DeRosa thinks he knows what happened: With Michael Morse on the disabled list for at least five more weeks due to a lingering lat strain, the starting left field job was suddenly there for the taking for a guy trying to establish his place with a new team.
"I think you want to prove to everybody that you're capable and that you're the player everyone expects you to be," he said. "I would have never expected to have the spring I had. Maybe I took it a little bit for granted and thought I was locked in and would just carry it into the season. And that's not the way this game goes."
Davey Johnson concurs, believing DeRosa has put too much pressure on himself to produce.
"I think he probably feels like he's letting the club down," the manager said. "He's been a great influence, and I know he's going to hit. I'm not worried about it."
Johnson can say that because of DeRosa's track record as a career .271 hitter with a strong .341 on-base percentage. DeRosa has even more reason to stay confident, because he's experienced this kind of early season slump multiple times before, especially when he's playing for a new club.
In his first 10 games with the Cubs in 2007, DeRosa hit .242 with 12 strikeouts. He wound up hitting .293 that season. Upon debuting with the Indians in 2009, he went a familiar 2-for-22. And upon getting traded to the Cardinals later that summer, he went 0-for-17. His total numbers at season's end: a .250 average, 23 homers and 78 RBI.

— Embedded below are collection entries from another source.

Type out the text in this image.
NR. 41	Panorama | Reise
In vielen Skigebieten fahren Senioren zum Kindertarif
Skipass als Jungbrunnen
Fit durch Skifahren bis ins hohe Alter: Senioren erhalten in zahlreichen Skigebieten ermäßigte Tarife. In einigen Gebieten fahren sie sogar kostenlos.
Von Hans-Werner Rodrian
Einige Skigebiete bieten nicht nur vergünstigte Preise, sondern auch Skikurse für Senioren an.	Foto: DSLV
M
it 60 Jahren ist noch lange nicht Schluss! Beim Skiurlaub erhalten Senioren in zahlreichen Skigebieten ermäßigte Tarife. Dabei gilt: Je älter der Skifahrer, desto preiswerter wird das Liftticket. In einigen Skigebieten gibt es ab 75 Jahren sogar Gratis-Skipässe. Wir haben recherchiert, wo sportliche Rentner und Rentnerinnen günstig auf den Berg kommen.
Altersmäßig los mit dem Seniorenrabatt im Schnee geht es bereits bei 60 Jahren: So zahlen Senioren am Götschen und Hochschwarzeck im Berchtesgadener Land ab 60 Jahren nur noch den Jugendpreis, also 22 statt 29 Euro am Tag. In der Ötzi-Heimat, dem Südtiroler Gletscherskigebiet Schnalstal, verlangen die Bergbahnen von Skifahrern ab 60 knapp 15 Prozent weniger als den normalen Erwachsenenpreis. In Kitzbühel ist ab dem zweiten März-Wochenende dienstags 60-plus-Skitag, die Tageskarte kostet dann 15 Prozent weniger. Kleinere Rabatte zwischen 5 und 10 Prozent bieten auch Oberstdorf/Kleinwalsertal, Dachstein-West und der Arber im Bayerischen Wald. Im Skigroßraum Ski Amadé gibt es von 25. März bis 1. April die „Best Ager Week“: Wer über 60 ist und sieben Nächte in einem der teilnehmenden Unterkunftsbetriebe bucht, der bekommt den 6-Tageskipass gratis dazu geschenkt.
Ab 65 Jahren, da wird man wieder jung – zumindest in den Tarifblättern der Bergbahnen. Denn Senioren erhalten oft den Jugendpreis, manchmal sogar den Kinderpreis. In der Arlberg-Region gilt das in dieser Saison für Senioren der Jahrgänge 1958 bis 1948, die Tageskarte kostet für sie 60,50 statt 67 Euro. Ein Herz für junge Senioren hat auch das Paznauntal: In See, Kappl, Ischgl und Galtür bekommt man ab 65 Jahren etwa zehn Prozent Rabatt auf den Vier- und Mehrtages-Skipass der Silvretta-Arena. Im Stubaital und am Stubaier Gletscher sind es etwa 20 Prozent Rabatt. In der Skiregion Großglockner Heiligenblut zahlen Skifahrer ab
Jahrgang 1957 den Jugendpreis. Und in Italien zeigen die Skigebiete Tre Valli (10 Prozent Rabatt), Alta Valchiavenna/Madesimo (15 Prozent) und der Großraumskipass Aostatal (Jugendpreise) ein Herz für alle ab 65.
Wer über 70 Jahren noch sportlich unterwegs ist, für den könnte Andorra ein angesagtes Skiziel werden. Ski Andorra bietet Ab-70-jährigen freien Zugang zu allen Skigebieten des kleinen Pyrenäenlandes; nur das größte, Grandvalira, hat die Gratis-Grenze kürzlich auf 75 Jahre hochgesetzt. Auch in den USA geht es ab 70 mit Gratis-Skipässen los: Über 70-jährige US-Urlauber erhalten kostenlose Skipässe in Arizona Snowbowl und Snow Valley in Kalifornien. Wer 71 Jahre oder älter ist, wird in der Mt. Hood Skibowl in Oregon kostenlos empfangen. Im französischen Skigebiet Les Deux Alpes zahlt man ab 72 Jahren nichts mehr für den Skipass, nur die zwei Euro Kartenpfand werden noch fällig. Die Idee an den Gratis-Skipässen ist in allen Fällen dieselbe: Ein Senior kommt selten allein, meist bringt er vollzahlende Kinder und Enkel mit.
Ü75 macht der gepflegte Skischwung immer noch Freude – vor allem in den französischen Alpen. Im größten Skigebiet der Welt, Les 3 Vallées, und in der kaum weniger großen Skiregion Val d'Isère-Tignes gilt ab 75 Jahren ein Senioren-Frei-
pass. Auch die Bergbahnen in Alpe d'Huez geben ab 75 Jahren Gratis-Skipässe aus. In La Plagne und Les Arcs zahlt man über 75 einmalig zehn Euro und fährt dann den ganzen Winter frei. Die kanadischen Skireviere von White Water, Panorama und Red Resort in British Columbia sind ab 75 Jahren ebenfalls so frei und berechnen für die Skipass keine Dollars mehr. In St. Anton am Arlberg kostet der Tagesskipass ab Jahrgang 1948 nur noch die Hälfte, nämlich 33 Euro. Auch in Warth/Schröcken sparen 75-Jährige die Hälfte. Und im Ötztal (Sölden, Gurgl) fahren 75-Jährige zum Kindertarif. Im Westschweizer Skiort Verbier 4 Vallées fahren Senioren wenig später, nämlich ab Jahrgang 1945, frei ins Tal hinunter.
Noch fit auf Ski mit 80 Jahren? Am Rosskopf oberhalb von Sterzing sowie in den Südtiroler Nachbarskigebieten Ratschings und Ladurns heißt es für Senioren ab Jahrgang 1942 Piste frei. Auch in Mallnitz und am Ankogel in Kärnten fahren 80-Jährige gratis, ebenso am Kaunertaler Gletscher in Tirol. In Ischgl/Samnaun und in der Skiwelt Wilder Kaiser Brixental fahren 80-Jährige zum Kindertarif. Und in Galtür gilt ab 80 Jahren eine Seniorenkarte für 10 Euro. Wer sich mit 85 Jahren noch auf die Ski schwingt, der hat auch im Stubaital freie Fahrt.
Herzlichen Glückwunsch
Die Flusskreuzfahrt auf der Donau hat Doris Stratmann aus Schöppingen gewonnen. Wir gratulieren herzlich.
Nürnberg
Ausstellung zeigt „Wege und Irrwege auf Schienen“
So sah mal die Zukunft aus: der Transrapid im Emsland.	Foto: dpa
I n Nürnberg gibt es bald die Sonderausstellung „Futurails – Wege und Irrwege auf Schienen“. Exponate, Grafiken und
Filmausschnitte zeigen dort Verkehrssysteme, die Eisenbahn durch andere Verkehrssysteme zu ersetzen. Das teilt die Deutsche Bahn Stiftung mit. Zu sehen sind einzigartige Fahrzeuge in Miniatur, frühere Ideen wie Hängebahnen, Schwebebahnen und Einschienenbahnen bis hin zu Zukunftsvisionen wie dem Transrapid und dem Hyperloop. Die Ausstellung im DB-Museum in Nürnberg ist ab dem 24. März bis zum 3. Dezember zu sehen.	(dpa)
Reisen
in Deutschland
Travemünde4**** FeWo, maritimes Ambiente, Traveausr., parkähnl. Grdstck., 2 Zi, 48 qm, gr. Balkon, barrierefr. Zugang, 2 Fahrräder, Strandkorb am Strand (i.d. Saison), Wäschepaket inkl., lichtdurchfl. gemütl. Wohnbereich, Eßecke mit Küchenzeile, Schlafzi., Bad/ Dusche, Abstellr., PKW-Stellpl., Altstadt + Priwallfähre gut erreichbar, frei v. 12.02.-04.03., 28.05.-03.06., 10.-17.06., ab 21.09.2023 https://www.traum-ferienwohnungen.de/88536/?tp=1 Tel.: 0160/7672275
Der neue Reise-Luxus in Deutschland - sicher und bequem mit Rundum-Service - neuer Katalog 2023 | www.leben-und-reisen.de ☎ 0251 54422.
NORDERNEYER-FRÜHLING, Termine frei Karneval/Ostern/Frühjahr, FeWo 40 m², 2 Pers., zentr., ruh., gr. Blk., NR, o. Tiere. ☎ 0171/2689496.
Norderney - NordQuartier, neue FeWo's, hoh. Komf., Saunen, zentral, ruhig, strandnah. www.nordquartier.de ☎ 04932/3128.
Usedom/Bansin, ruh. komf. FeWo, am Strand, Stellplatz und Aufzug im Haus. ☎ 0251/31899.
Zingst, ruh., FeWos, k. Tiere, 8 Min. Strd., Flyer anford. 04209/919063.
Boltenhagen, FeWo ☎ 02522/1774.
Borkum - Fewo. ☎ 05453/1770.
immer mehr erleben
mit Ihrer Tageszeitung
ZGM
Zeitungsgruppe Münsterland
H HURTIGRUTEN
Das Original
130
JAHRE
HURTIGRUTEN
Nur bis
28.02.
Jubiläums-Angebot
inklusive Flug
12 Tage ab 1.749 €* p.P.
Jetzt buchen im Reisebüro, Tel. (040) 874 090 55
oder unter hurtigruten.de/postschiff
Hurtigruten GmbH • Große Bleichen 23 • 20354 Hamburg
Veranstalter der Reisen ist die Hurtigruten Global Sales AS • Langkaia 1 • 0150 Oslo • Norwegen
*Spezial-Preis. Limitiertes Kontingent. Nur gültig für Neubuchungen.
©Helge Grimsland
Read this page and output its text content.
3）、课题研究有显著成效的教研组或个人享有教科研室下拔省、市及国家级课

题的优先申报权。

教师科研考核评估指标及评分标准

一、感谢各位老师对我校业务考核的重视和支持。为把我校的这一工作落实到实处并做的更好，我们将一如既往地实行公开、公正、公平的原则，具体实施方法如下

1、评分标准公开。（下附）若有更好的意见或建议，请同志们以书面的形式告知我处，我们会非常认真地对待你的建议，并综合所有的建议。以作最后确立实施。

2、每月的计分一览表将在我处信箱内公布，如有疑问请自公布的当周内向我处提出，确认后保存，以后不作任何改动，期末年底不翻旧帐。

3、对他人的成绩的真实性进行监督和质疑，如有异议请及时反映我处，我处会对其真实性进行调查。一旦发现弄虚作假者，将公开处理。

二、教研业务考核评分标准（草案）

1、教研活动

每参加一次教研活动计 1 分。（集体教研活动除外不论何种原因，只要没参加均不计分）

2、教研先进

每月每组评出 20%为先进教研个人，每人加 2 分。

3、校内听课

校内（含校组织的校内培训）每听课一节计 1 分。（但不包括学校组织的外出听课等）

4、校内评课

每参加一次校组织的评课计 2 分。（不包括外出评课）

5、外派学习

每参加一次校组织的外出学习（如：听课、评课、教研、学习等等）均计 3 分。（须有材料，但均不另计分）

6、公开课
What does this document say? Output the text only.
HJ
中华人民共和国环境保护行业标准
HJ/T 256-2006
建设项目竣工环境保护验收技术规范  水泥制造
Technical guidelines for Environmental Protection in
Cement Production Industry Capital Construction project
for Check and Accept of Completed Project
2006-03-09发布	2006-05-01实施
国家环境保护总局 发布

"I've been through this before; it just stinks," DeRosa said. "New team, you try too hard maybe when the lights shine brightest. I've got to relax a little bit. I've got a golden opportunity here that I didn't expect coming into camp. Maybe I'm putting a little too much pressure on myself. I'm a confident guy. I trust the fact that I've done it before and come out of it. I don't see any reason why I can't do the same."